Posted: Sat Sep 13, 2014 11:07 am
by Robin
Zilarrezko wrote:Alright, so if I have 2 ands (2 conditionals and a value) in order of "return conditional and conditional and value" It will return the value, just because it's the last one.
If they both are true, then yes.
Zilarrezko wrote:Kinda like as it's going through the and's it's pushing the conditional result/value to a stack, then at the end, if the conditionals are all true (and the values are not nil) in the stack, then it will pop the value on top of the stack and return it.
I guess? Not really? If it helps you understand it, sure. But remember that (false and error()) will not error, and neither will (true or error()).

Re: "Questions that don't deserve their own thread" thread

Posted: Sat Sep 13, 2014 3:46 pm
by ELFUERTE
Hey it's me again. You guys helped me solve that problem,maybe you can help me again. So I'm using advanced tile loader,and to move my character I use the function moveTile wich,obviusly, moves my character of a single tile unit. Since the user must move the character,I've used the .isDown function. But ,the character moves waaaaaaaaaaaaaaay too fast now. Link to the love file. PLEASE NOTE:DOUBLE CLICKING THE LOVE FILE WONT WORK. IF YOU EXTRACT THE CODE AND RUN IT TROUGHT LOVE.EXE TOUGH,IT WORKS.

Re: "Questions that don't deserve their own thread" thread

Posted: Sat Sep 13, 2014 8:30 pm
by Zilarrezko
ELFUERTE wrote:Hey it's me again. You guys helped me solve that problem,maybe you can help me again. So I'm using advanced tile loader,and to move my character I use the function moveTile wich,obviusly, moves my character of a single tile unit. Since the user must move the character,I've used the .isDown function. But ,the character moves waaaaaaaaaaaaaaay too fast now. Link to the love file. PLEASE NOTE:DOUBLE CLICKING THE LOVE FILE WONT WORK. IF YOU EXTRACT THE CODE AND RUN IT TROUGHT LOVE.EXE TOUGH,IT WORKS.
Okay, I just wrote an entire essay explaining something wrong with something you didn't want fixed and that didn't have to do with anything you asked for. And whan I tried to fix what I thought you wanted, I realized it wasn't what the problem was :cry: So here I'm retyping another.

Alrighty! So your problem that you want fixed is in your mobs.lua file in the boy.keypressed function... There are two possible fixes, depending on how you want to implement them. I'll create two variations of the "Boy.keypressed" functions. But here i'll explain them.

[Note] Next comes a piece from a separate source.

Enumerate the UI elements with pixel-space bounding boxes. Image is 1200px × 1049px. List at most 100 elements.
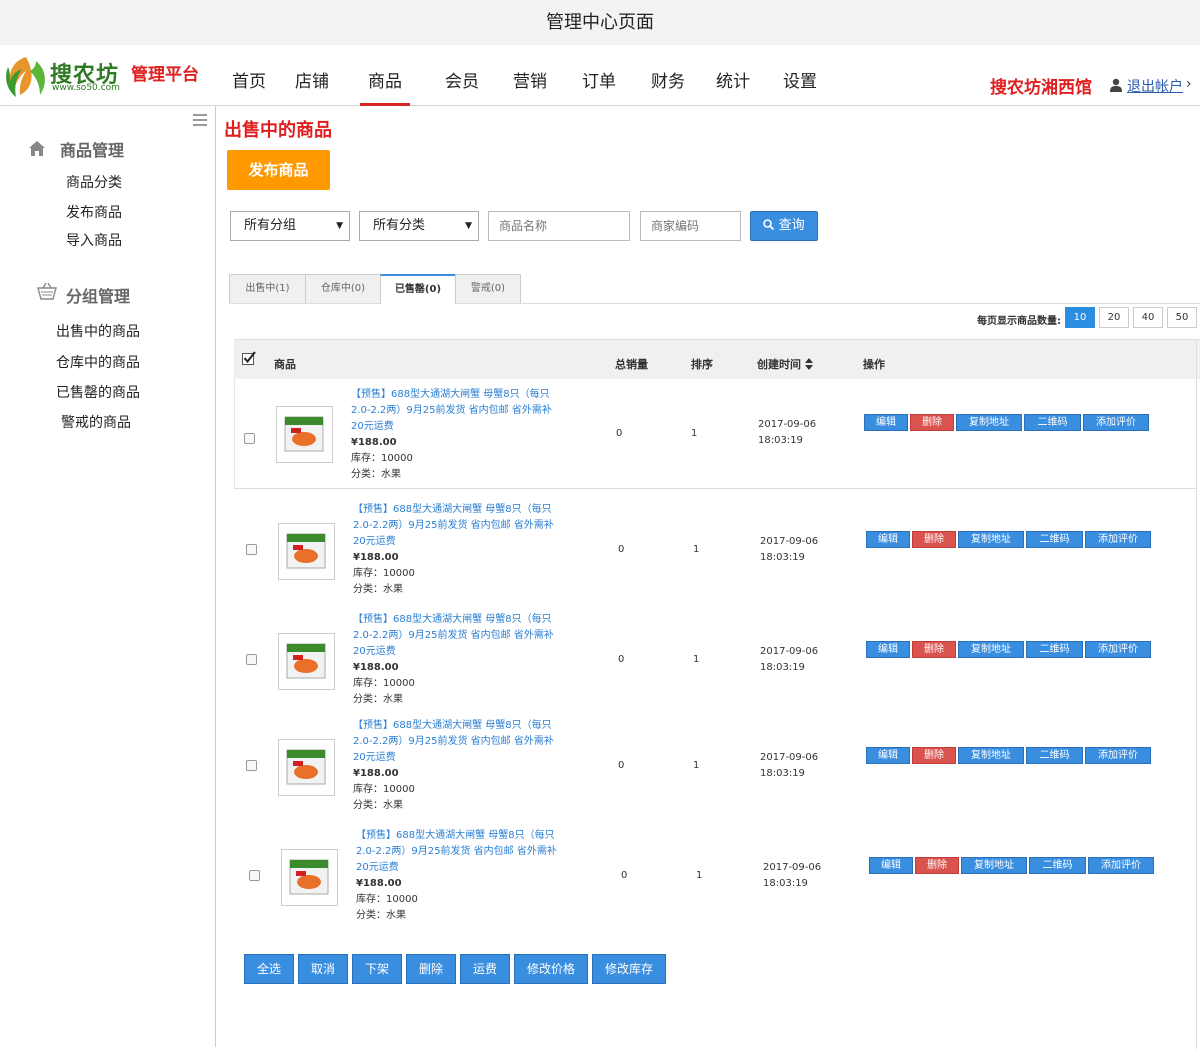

First: You can keep the style you were going for in the first one. Moving the player without having to lift up the key per interval (you were doing it per frame in the treeLevel file, that's why he was moving very fast). To accomplish this, I put a Boy.movementTimer and Boy.movementTimerLimit at the top of mobs.lua. Then every frame when it calls the Boy.Update(dt) I put in the love.update function, it will add dt to Boy.movementTimer, and when Boy.movementTimer is greater than Boy.movementTimerLimit, it will move the player if the keys that move the player are down, then subtracting Boy.movementTimerLimit to Boy.movementTimer so that way there's a consistent update, so that way you won't get 2 updates in one second, and 1 update in another second (not very consistent, but it makes me feel special).

Second: You can go with what you had in the main.lua's love.keypressed, and do key presses instead of checking to see if a button is down every timer interval. You will have to press a key everytime you want to move, but it's the simplest implication.